La part des femmes est proportionnellement très importante dans l’élevage de chevaux (47,7 %), l’entraînement, dressage, haras, clubs hippiques (48 %) et l’élevage de gros animaux (46,9 %). En revanche, elles sont quasi-absentes des exploitations de bois (1,6 %), les entreprises paysagistes (4,0%), et peu présentes dans la sylviculture (10,3 %) et les entreprises de travaux agricoles (9,7 %).
Les collaboratrices d’exploitation : un indéniable soutien aux chefs, mais un statut en constante diminution
En 2018, parmi l’ensemble des conjointes d’exploitants ou d’entrepreneurs agricoles, 13,5 % sont affiliées en qualité de conjointes actives (i.e. conjointe collaboratrice) sur l’exploitation ou dans l’entreprise.

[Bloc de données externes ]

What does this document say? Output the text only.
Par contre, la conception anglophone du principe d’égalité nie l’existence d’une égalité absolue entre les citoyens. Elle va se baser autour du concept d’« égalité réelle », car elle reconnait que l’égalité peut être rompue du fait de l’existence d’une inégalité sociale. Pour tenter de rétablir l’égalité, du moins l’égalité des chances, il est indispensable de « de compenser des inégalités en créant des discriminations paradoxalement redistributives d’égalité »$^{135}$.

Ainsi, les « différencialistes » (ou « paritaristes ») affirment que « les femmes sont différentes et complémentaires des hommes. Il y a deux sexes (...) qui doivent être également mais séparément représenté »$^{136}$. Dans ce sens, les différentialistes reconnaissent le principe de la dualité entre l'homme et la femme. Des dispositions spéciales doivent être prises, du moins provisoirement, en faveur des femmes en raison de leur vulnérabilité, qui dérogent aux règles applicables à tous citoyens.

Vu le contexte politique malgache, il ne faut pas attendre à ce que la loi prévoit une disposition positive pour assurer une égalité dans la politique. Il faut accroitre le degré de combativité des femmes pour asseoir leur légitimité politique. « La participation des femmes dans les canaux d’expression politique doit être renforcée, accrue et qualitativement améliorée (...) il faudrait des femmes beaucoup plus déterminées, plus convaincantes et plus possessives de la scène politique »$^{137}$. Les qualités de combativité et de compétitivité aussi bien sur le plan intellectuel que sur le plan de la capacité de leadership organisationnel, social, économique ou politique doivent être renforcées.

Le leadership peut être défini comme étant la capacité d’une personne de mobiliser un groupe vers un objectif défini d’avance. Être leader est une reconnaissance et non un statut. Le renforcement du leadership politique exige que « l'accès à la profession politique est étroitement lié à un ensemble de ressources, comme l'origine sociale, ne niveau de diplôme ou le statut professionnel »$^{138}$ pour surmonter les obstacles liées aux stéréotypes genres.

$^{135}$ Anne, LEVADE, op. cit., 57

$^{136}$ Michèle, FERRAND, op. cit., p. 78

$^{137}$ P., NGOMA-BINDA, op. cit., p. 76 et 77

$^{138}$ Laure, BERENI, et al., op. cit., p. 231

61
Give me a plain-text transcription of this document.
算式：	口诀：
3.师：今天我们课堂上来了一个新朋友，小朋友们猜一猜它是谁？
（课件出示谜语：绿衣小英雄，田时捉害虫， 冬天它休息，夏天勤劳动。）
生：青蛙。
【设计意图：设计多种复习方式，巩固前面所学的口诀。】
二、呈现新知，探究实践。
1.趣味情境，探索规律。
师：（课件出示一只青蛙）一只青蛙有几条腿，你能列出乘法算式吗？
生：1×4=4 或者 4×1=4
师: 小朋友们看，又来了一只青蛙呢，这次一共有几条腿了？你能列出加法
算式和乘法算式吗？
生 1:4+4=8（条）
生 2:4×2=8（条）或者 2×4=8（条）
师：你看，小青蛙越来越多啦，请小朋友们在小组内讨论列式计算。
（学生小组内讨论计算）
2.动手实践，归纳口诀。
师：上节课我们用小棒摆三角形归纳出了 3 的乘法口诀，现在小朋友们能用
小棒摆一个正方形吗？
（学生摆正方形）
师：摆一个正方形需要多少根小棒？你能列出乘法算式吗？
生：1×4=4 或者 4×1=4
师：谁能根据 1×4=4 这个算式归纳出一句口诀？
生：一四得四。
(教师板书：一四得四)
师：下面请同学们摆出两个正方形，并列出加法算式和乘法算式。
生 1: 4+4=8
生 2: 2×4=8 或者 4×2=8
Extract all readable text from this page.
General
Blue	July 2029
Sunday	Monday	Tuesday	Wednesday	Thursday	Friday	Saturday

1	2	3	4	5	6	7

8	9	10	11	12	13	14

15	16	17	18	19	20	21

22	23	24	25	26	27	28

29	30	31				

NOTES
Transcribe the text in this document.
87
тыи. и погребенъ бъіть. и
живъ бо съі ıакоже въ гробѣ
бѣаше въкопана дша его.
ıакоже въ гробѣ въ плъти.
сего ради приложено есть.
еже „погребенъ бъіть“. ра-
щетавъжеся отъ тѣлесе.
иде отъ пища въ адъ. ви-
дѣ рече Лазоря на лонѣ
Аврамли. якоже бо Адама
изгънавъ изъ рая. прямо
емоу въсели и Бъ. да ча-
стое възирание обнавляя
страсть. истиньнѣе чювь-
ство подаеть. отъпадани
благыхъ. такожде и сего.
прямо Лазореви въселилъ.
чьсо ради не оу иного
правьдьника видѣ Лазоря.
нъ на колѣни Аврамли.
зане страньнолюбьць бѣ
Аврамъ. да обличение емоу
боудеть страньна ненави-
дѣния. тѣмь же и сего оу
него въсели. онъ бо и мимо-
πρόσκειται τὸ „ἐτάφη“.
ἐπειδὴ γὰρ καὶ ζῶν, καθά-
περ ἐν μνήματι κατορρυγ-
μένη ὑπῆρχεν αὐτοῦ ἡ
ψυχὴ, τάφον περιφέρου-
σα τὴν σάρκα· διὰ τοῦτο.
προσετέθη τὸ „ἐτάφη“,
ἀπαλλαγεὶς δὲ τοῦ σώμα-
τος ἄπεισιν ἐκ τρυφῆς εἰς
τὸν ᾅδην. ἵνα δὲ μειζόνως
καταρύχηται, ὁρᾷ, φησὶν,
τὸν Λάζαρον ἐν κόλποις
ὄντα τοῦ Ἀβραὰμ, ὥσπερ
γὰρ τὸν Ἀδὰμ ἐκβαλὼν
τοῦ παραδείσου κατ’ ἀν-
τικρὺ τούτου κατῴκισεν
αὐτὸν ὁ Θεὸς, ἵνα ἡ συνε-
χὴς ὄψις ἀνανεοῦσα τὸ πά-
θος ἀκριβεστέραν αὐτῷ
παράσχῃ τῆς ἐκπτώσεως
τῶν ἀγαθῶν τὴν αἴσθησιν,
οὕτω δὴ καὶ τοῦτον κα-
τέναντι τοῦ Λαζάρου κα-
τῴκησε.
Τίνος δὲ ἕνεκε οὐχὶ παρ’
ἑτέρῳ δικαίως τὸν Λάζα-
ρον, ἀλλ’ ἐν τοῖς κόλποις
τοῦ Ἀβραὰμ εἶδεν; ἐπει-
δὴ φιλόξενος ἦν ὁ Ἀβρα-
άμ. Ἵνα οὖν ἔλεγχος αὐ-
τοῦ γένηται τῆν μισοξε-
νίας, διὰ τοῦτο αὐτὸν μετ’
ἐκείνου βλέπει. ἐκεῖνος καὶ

En dix ans, l’effectif des collaboratrices d’exploitation a été divisé par plus de deux, traduisant le manque d’attractivité de ce statut pour les jeunes générations. Lorsqu’elles choisissent de rester sur l’exploitation pour y travailler, les femmes préfèrent opter pour un statut de co-exploitant. Elles aussi, sont principalement présentes dans les secteurs d’activité traditionnels comme le secteur céréalier, l’élevage laitier, la polyculture associée à de l’élevage, l’élevage de bovins pour la viande ou la viticulture.
Avec un âge moyen de 53,5 ans, les collaboratrices d’exploitation exercent le plus souvent leur activité dans une structure en nom personnel exploitant une superficie supérieure à la moyenne.
Environ 131 000 femmes d’exploitants n’ont pas le statut de non salarié agricole mais sont néanmoins incontournables
En 2018, environ 131 400 femmes d’exploitants ne sont ni cheffes, ni collaboratrices d’exploitation et n’ont donc pas un statut non-salarié agricole. Salariées dans l’entreprise de leur conjoint ou dans une autre entreprise (agricole ou non), elles assurent un complément de revenu au ménage, ce qui indirectement contribue au maintien de l’exploitation. Leur participation à la gestion des exploitations n’est pas directement mesurable, mais réelle : lorsqu’elles sont interrogées lors du recensement agricole, elles déclarent majoritairement aider à la gestion de l’exploitation, bien que n’ayant pas le statut de collaboratrice.
MATERNITE
Recours en hausse de l’allocation de remplacement et des indemnités journalières forfaitaires
Pendant leur maternité et sous certaines conditions, les non-salariées agricoles peuvent bénéficier d’une allocation de remplacement permettant la prise en charge des frais occasionnés par leur remplacement dans les travaux agricoles. Cette allocation répond à un besoin des exploitantes agricoles : elle permet la continuité de l’activité agricole et est une garantie de pérennité des exploitations.
En 2018, 979 non-salariées agricoles ont ainsi bénéficié de cette allocation de remplacement. Le recours à ce dispositif a concerné un peu plus de la moitié des agricultrices (56 %) ayant déclaré une maternité au cours de l’année.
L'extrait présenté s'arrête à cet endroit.